A similar example for number more than 256 works as expected:

>>> x = 257
>>> y = 257
>>> x == y
True
>>> x is y
False

The reason for this optimization strategy is simple: integers between -5 and 256 are used more often, so it makes sense to store them in the main memory. CPython preloads them into memory on startup to optimize speed and memory.

String interning

The same principle is also applied for strings:

>>> a = "the"
>>> b = "the"
>>> a == b
True
>>> a is b
True

String interning is a very useful mechanism in CPython that allows you to compare strings much faster. Unfortunately, newcomers can sometimes be confused by unexpected results which can be caused by this.

As we have already discussed, the rules for implicit string interning can be different. Relying on the rules can lead to unexpected errors. After all, rules can change so quickly as language is constantly evolving, but developers still need to ensure the stability and robustness of their programs. Not to mention that remembering the rules creates an unnecessary burden for developers.

For example, before Python 3.7, peephole optimization was used to intern strings, and all strings longer than 20 characters were not interned. However, then the algorithm was changed to AST optimizer, and the threshold length became 4096 instead of 20.

# version used: Python 3.6.8
>>> x = "K"*20
>>> y = "K"*20
>>> x == y, x is y
(True, True)
>>> x2 = "K"*21
>>> y2 = "K"*21
>>> x2 == y2, x2 is y2
(True, False)

# version used: Python 3.9.5
>>> x = "K"*4096
>>> y = "K"*4096
>>> x == y, x is y
(True, True)
>>> x2 = "K"*4097
>>> y2 = "K"*4097
>>> x2 == y2, x2 is y2
(True, False)

So, if for some reason we need to intern a string, there is a built-in function we can use to intern the string explicitly — intern() function in module sys.

Let's see how it works with a simple example:

>>> import sys
>>> x = sys.intern("K"*4097)
>>> y = sys.intern("K"*4097)
>>> x == y, x is y
(True, True)

As shown above, using intern() we can make Python intern strings no matter what the implicit rules are.

In practice, if we need to compare several long strings and the same value may appear many times, using the intern() function explicitly is the recommended way to speed up string comparison.

Why do developers need interning?

String interning in CPython is a mechanism for storing only one copy of a string value in memory. If there are multiple string variables whose values are the same, they will be interned by CPython implicitly and will refer to the same object in memory.

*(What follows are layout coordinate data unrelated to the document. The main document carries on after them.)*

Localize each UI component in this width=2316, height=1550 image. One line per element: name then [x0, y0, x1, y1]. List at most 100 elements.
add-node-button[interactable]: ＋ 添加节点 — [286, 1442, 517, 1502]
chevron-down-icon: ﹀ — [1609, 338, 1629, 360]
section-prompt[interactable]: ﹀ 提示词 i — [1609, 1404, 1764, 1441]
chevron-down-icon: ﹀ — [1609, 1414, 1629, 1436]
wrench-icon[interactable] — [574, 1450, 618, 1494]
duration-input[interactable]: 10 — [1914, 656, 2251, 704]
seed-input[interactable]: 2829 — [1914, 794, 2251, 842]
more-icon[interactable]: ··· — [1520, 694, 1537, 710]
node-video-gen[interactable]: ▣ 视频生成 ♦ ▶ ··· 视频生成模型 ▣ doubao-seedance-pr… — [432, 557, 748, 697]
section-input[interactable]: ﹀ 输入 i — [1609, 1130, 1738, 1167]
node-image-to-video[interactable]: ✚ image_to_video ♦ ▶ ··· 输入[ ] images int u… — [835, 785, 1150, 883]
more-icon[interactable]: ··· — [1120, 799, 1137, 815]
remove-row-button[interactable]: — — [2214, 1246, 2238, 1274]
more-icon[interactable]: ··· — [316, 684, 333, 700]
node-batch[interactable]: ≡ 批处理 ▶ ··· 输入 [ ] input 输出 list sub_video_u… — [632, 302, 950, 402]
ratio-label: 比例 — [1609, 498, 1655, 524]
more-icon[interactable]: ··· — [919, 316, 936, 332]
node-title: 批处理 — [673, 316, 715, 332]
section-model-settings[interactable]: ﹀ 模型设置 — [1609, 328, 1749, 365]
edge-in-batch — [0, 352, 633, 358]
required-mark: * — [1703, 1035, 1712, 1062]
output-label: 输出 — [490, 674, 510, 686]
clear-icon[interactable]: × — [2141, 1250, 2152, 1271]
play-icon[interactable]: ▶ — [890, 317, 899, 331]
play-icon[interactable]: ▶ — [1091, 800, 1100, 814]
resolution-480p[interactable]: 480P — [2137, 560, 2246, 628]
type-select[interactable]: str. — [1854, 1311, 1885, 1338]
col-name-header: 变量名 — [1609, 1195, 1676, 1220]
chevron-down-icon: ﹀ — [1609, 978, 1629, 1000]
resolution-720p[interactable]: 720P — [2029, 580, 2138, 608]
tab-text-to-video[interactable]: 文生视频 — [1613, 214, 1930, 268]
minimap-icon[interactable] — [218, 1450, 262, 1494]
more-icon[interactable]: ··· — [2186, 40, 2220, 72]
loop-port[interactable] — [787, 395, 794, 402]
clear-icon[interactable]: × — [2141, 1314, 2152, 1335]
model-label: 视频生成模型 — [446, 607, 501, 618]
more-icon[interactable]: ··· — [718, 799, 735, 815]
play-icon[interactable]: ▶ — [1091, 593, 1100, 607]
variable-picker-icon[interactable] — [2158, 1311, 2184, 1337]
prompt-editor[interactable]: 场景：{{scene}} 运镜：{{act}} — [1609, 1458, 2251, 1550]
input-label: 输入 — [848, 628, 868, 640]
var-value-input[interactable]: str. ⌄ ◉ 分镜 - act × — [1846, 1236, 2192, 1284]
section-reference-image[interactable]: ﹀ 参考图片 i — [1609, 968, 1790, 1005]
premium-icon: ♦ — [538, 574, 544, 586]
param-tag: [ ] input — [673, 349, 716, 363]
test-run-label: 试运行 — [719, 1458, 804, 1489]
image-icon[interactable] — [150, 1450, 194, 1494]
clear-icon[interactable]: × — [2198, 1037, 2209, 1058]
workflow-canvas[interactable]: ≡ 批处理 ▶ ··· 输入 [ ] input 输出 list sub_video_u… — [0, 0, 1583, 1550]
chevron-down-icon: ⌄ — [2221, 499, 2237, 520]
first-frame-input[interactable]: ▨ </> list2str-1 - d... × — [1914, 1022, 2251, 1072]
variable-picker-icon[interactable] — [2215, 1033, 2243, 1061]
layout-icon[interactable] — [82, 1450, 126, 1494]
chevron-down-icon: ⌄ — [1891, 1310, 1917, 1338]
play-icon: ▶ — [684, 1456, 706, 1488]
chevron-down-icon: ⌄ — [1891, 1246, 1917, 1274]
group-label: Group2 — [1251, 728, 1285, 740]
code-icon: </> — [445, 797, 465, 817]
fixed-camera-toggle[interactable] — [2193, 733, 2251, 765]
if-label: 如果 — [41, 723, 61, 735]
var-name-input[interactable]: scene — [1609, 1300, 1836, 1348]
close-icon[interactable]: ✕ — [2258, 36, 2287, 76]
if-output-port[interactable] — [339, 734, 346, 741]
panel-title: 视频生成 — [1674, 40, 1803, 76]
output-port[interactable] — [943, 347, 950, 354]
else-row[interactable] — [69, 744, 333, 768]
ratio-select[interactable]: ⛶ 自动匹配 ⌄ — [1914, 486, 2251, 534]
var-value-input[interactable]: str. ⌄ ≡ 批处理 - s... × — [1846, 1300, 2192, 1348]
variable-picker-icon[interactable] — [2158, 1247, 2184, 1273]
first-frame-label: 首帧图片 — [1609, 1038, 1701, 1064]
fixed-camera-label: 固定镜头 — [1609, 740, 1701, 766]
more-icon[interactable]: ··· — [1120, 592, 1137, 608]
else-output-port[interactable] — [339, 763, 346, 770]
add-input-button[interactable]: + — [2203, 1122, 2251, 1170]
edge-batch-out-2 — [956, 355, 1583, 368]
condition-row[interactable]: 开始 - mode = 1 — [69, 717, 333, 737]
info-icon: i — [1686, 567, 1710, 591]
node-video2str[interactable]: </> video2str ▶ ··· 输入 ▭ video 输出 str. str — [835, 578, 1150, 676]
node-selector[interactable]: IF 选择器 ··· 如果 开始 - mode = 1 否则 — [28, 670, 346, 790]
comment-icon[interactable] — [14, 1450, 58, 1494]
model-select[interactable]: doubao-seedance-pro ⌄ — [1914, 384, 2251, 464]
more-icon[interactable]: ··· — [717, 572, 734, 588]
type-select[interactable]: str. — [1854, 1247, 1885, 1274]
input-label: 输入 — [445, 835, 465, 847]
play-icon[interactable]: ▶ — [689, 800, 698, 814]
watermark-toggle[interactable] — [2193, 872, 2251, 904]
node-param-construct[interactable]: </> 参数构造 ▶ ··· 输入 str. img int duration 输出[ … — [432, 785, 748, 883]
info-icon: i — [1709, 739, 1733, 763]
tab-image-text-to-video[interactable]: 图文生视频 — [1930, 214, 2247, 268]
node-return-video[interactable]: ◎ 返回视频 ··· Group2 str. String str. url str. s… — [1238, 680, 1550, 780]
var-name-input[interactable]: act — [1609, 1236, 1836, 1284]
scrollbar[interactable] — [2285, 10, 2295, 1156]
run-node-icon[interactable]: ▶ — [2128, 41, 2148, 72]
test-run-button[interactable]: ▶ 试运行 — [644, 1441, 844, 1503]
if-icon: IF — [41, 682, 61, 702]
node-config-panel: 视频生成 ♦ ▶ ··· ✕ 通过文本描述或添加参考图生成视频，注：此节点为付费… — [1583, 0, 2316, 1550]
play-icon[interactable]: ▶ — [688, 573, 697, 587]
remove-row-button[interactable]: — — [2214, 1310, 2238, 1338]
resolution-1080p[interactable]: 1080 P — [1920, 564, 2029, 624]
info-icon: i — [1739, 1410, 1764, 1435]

There are several advantages to this mechanism:

Saving memory space.
Fast comparisons
Fast dictionary lookups.

The first advantage is obvious because it takes less space to store only one copy than to store all copies. The second and third are because if two strings refer to the same object, they are unambiguously equal and there is no need to compare their characters one by one.

Nothing is perfect, and interning and maintaining a pool of cached objects also takes time. If a string is very long and will never be compared to others, it will just take an extra time to intern it. So use this functionality wisely.

Interning mechanism is a hidden gem in CPython. CPython will intern some strings implicitly. However, developers can use it explicitly and if used properly, it will make a huge difference in increasing the speed of applications.

P.S.

There is more to it.

You can access this memory if you want and change the value. Say, change literal 4 to value 5. I'll probably be damned by many people for this post, but here is a sample code:

>>> import ctypes
>>> ctypes.memmove(id(4) + 24, id(5) + 24, 8)
>>> print(2 * 2) # 5

You can also replace 0 with 1. Have fun debugging!